I want to like the lilac. I even want to love it. Its plain, tight buds—so primly Minnesotan—belie its liquor-laced intemperance. I want to open my arms and grow dizzy in its embrace.
But the lilac’s scent holds no subtlety. It doesn’t hint. It hits me full-on, like a high-pitched catterwaul, like cheap Manischewitz, like a fast-talking snake-oil salesman promising eternal life. How can such tiny blooms hold so much blowsy, naked need?
(Baltimore Review)
My hometown hums with unseen ghosts. After all these years, too much has changed. Nowadays they sell aqua cultured caviar where we once ate greasy pan pizza. Down on Chain Bridge Road, lattes have replaced Slurpees. But right in the middle of town the old brick service station retains its sag-roofed splendor, unmarred by beautification. Its homeliness catches in my throat.
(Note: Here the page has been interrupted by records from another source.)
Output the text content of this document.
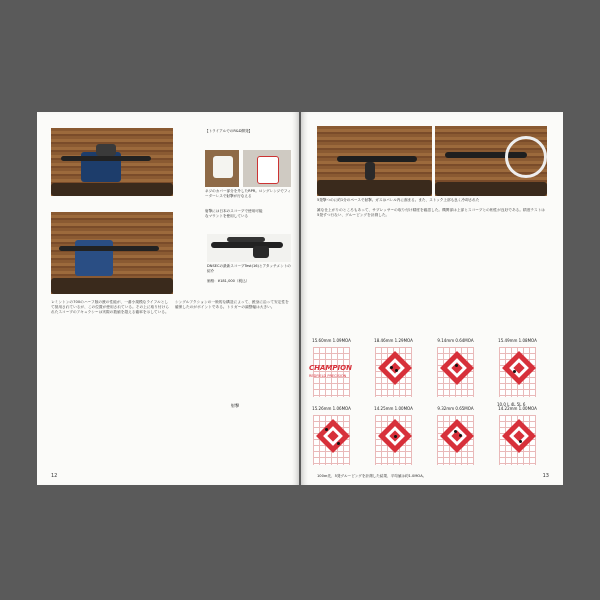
【トライアルでのR&D開発】
ネジのカバー部分を外したRPR。ロングレンジでフィーダーレスで射撃が行なえる
射撃には日本のスコープで使用可能なマウントを使用している
DNSECの最新スコープTest(16)とアタッチメントの紹介
価格：¥181,000（税込）
レミントンの700のハーフ版の銃の性能が、一番小規模なライフルとして採用されているが、この位置が使用されている。その上に取り付けられたスコープのアキュラシーは実際の数値を超える確率を示している。
シングルアクションの一般的な構造によって、銃身に沿って安定性を確保したのがポイントである。トリガーの調整幅は大きい。
射撃
12
5発撃つのに約1分のペースで射撃。ガスはバレル内に溜まる。また、ストック上部も良く冷却された
雑な仕上がりのところもあって、サプレッサーの取り付け精度を確認した。機関部は上部とスコープとの相性が良好である。精度テストは5発ずつ行ない、グルーピングを計測した。
15.60mm 1.09MOA
CHAMPION
REDFIELD PRECISION
18.46mm 1.29MOA	9.14mm 0.64MOA	15.49mm 1.08MOA
15.26mm 1.06MOA	14.25mm 1.00MOA	9.32mm 0.65MOA	14.22mm 1.00MOA
10.0 L 4L 5L 6
100ｍ先、5発グルーピングを計測した結果、平均値は約1.0MOA。	13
Remember, sister, those humid nights when we ran past all this in our waffle trainers? Remember, earlier still, our terrified glee as insects crawled out by the millions? We felt that brood in our bones. Over their lovesick chorus, we shrieked and plucked their crumbling mummy bodies from brick and bark. We tossed them skyward— expecting what, exactly? They were only husks by then. The live ones were long gone, singing their soundtrack from the branches. They sang because they’d waited in dirt for the right spring rain. They sang because they’d swelled from the ground and tunneled from their skin. They left their empty pods for us to fling as their mad drive to procreate before dying filled our ears. They sang and mated and stilled—and then we flew away.